Nature conservation is Govts duty ....by NARAYANI GANESH in the TOI.

To think that free market forces by themselves can protect the environment is a fallacy. See what it has done to the tiger. Lucrative trade in the animal's skin and body parts has almost finished off the species. Total extinction hasn't happened yet because however tame or badly implemented, anti-wildlife trade regulation still serves as a deterrent. The tiger would have become extinct by now if not for the fact that trade in wildlife and wildlife products is illegal.

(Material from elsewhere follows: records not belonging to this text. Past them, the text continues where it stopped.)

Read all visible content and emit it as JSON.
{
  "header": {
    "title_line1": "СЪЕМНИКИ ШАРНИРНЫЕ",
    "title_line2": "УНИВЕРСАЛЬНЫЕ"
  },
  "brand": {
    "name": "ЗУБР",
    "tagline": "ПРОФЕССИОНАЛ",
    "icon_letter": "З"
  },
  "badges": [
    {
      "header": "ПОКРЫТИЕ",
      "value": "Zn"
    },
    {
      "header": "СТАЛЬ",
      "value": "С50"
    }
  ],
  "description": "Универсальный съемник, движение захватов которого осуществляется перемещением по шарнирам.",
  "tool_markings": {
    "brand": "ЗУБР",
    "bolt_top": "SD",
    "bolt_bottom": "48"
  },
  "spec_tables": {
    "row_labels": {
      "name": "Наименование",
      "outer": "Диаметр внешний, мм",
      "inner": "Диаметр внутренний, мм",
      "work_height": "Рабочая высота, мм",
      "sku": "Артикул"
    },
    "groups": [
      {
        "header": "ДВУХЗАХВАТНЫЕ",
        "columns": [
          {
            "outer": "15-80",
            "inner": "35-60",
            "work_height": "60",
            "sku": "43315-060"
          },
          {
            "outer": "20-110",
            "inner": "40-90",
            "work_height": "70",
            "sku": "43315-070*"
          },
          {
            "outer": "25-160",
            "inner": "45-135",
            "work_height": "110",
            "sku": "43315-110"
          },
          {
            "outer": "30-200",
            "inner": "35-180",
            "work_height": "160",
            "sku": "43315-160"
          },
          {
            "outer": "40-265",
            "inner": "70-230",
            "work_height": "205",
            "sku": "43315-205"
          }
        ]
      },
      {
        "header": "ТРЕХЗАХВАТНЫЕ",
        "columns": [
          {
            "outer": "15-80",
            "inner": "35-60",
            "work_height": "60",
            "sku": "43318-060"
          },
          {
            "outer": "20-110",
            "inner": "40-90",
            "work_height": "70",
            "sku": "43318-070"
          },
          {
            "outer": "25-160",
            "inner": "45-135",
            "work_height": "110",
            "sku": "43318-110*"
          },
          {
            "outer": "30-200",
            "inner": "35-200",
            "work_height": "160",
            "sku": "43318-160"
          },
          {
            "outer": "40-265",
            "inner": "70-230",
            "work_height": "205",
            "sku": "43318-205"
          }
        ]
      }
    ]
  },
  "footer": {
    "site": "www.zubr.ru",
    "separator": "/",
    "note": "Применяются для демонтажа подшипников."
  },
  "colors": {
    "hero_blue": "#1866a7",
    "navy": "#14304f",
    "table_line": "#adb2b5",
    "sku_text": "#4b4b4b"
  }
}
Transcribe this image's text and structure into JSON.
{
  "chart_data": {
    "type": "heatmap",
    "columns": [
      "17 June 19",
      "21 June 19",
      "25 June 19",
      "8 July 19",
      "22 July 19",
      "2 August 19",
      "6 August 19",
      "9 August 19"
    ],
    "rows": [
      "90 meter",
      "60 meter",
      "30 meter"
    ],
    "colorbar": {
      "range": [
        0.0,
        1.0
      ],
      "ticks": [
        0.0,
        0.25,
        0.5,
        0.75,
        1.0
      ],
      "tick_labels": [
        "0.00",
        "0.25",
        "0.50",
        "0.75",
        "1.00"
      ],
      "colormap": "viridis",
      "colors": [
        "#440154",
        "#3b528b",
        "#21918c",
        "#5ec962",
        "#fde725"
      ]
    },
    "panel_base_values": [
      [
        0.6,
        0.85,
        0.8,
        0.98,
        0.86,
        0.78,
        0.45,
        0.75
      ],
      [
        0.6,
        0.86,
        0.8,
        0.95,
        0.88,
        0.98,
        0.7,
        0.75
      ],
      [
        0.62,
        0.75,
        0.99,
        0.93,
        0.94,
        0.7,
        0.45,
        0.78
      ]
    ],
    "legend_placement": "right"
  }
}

As an agreement between governments, the Convention on International Trade in Endangered Species of Wild Fauna and Flora aims to ensure that international trade in wild animals and plants does not threaten their survival. Official intervention backed by inter-governmental cooperation lends the issue of wildlife protection the gravity it lacks when left to market forces.

Delhi, one of the most polluted cities in the world, was till recently a visitor's nightmare. And residents were becoming increasingly vulnerable to pollution-induced respiratory diseases. The capital got its act together only after the Supreme Court intervened to make conversion from diesel to compressed natural gas mandatory for public transport vehicles. Today, visitors are amazed at the transformation. Left to the free market, this would never have happened.

Take the case of Goa, promoted internationally as a beachcomber's paradise. With hotel chains ruling Goa's coastline, beaches were being privatised and built upon, choking off access for local fishermen. Coastal ecology suffered until the government intervened to ban construction within 200 metres of the shoreline. Any efforts to save the planet must be conducted on a war footing, say scientists. And waging of wars cannot be left to profit-seeking corporations. Community welfare is the stated objective of elected governments, indeed a central part of the rationale for government itself.